Cassandra Rewritten In C++, Ten Times Faster
urdak writes: At Cassandra Summit opening today, Avi Kivity and Dor Laor (who had previously written KVM and OSv) announced ScyllaDB — an open-source C++ rewrite of Cassandra, the popular NoSQL database. ScyllaDB claims to achieve a whopping 10 times more throughput per node than the original Java code, with sub-millisecond 99%ile latency. They even measured 1 million transactions per second on a single node. The performance of the new code is attributed to writing it in Seastar — a C++ framework for writing complex asynchronous applications with optimal performance on modern hardware.
Not sure why people learning Pascal, assembler, or Lisp first would be better at OO. There's nothing OO about any of those. I would turn that around and say that 95% of programmers are bad at OO programming, period, regardless of what language they started with.
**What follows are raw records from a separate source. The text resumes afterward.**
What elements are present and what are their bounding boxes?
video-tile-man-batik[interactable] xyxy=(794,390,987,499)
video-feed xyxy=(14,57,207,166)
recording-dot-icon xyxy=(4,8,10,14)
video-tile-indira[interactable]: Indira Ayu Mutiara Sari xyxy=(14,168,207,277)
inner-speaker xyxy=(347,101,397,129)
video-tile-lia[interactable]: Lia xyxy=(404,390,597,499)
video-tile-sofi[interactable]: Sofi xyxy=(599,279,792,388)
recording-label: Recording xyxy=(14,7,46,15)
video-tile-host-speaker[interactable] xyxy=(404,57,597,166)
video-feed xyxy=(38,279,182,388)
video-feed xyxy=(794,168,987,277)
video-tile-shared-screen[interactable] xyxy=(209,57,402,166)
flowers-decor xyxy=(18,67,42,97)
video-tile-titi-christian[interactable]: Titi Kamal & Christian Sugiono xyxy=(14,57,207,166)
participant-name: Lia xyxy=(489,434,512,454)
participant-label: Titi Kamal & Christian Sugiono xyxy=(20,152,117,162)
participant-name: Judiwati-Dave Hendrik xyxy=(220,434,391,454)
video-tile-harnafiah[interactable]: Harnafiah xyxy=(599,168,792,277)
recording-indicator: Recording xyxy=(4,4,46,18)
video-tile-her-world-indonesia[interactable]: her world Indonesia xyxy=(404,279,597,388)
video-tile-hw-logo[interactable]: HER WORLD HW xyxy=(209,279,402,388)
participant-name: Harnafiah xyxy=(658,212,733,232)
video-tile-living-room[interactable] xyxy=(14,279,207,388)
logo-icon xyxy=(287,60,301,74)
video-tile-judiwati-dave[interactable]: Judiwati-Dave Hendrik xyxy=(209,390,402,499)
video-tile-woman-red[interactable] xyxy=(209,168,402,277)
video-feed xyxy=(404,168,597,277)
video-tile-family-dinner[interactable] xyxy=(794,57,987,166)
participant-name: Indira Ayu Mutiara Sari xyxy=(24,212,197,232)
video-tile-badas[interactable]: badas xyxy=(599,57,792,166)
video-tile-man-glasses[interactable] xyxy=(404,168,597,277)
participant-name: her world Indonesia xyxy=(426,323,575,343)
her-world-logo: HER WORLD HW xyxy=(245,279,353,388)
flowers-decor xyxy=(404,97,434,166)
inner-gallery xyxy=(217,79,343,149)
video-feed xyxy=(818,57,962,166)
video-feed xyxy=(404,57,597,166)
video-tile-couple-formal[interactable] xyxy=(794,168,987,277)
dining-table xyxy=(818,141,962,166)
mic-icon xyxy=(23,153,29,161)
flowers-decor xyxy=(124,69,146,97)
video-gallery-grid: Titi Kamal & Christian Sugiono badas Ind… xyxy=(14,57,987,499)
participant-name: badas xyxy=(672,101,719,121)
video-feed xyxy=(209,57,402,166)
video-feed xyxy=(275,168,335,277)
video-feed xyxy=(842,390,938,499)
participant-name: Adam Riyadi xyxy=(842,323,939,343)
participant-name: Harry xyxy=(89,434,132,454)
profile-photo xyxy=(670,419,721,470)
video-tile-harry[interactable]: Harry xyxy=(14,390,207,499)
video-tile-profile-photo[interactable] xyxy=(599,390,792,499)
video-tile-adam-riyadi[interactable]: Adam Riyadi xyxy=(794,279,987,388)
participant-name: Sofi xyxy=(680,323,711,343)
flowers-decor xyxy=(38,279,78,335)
For the Lispers at least, they'll, hopefully, understand the absurdity of the OO landscape. (They giggle when they see GoF "design patterns", and wonder how things went wrong.) It is, quite possibly, the worst trend, in history, to hit software development. OO is poorly defined, failed to fullfill any of the promises made by the great OO hype machine, and resulted in monstrously over-engineered products.
It's difficult to criticize OOP as no matter what you say about it, someone will come along and claim "that's not OO!". The worst part about that, of course, is that no matter your criticism, they're right. No one agrees on what constitutes OOP. What applies to Java doesn't necessarily apply to C++, Smalltalk, Python, ECMAScript, CLOS, C#, etc.
You've even fallen for the trap:
A class should be a mostly self-contained.
Are classes essential? "Obviously not!" say the Self folks,"They're extremely limiting! Even harmful!". "They're absolutely essential!" scream the Java lobby "It's impossible to do without them!". With perfectly reasonable arguments following from each side.
You said 95% of people are terrible at it, but I think that's an underestimate. I'd say it's closer to 100%. (Ask anyone and they'll tell you that you're doing it wrong, I'm doing it wrong, that guy over there is doing it wrong... The only one not doing it wrong is the person you asked. Ask someone else, and they'll tell you the first guy is doing it wrong!)
Either way, the promise that OOP was going to revolutionize software, making our lives easier, our programs more reliable, easier to change, and faster to develop has not only not been fulfilled, it's actually done the exact opposite. It's made our software less reliable, more difficult to change, and significantly increased the time it takes to deliver.
Worse, it's slowed progress on other approaches to development, and heaped countless distractions designed to ease the pain of OOP. From bloated IDE's to snake-oil "development methodologies" for leading your harried team through another over-designed project that follows the latest "best practices" from whatever trade-rag hit your supervisors desk that morning.
That ball-of-yarn dependency diagram and impossibly deep class hierarchy you see every day isn't a result of the applications inherent complexity. The OOP hype machine, coupled with the save-OO-at-all-costs consultancy industry, are to blame. Billions upon billions of dollars have been wasted chasing the empty promises made by marketing departments in the 90's. We're like the citizens of Idiocracy repeating "It's what plants crave!" despite the overwhelming evidence that it's all been a horrible mistake. Still, even conscientious developers, like yourself, defend it.
The LISP guys got a lot of stuff right. That's why they've endured and we're finally seeing a move toward functional programming. Here's hoping that we get the good parts, and not merely the superficial bits. (I'm hoping against hope, I know.) I'm no purist, don't get me wrong. Functional languages just aren't a practical choice for most modern development. That said, a healthy dose of functional influence just might save us from the OOP hell we've suffered from for the last 20+ years.